Backed by helicopters, heavy machinery and dogs, Royal Canadian Mounted Police dismantled a gate erected by activists and detained seven people fighting against the 670-km, $6.2 billion Coastal GasLink pipeline, CGL, which would transport natural gas from northeastern British Columbia to an export terminal at Kitimat, also in British Columbia. Its route crosses the unceded territory of the Wet'suwet'en nation. And this is the crux of the problem.

The CGL pipeline has been approved by Prime Minister Justin Trudeau, by the provincial government in Victoria and the elected band councils of 20 First Nations along its route, including five in Wet'suwet'en territory. But the project has been opposed steadfastly by Wet'suwet'en hereditary chiefs. There have been protests, blockades, court injunctions, police roadblocks and arrests.

British Columbia Premier John Horgan announced that the “rule of law” must prevail.
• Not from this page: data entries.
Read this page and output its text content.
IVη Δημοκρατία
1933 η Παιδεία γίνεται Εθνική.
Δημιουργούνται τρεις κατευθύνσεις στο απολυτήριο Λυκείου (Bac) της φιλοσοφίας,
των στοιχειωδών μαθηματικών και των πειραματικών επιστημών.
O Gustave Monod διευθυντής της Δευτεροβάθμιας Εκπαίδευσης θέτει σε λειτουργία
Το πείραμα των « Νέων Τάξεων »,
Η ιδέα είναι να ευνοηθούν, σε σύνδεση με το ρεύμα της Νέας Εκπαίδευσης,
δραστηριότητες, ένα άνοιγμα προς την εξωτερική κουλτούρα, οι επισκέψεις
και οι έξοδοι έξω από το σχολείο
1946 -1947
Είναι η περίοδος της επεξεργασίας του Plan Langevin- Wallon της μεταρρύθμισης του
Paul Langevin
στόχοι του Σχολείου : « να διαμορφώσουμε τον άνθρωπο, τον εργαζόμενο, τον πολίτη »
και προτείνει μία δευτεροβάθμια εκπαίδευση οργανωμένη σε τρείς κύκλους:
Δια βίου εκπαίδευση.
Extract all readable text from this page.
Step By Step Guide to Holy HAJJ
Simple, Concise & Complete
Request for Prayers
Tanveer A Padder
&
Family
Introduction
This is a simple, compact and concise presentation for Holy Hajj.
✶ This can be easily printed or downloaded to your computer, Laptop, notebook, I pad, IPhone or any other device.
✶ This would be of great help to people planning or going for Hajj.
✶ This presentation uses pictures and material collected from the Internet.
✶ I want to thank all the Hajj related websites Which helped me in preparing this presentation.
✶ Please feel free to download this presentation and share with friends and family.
He argued that the CGL pipeline “has every right to proceed,” it will be built and “British Columbia is moving on.” Indigenous and human rights groups have expressed concern that Indigenous rights, including the right to free, prior and informed consent to resource development, are being infringed in Wet’suwet’en territory.

Fundamentally, activists say this is not a dispute between Coastal GasLink and the Wet’suwet’en, nor between hereditary chiefs and Indian Act band councils. It goes to the core of the relationship between the Crown and Indigenous Peoples. The court accepted detailed evidence of the Wet’suwet’en hereditary governance system and confirmed that the Wet’suwet’en never surrendered title to their ancestral lands. 

By implication the Court is asserting the Wet'suwet'en title to their ancestral lands. The Wet'suwet'en have requested face-to-face talks with Horgan and Trudeau, who so far have refused.  But it seems a meeting at this level is the only way out of the impasse and the eventual resumption of the pipeline construction.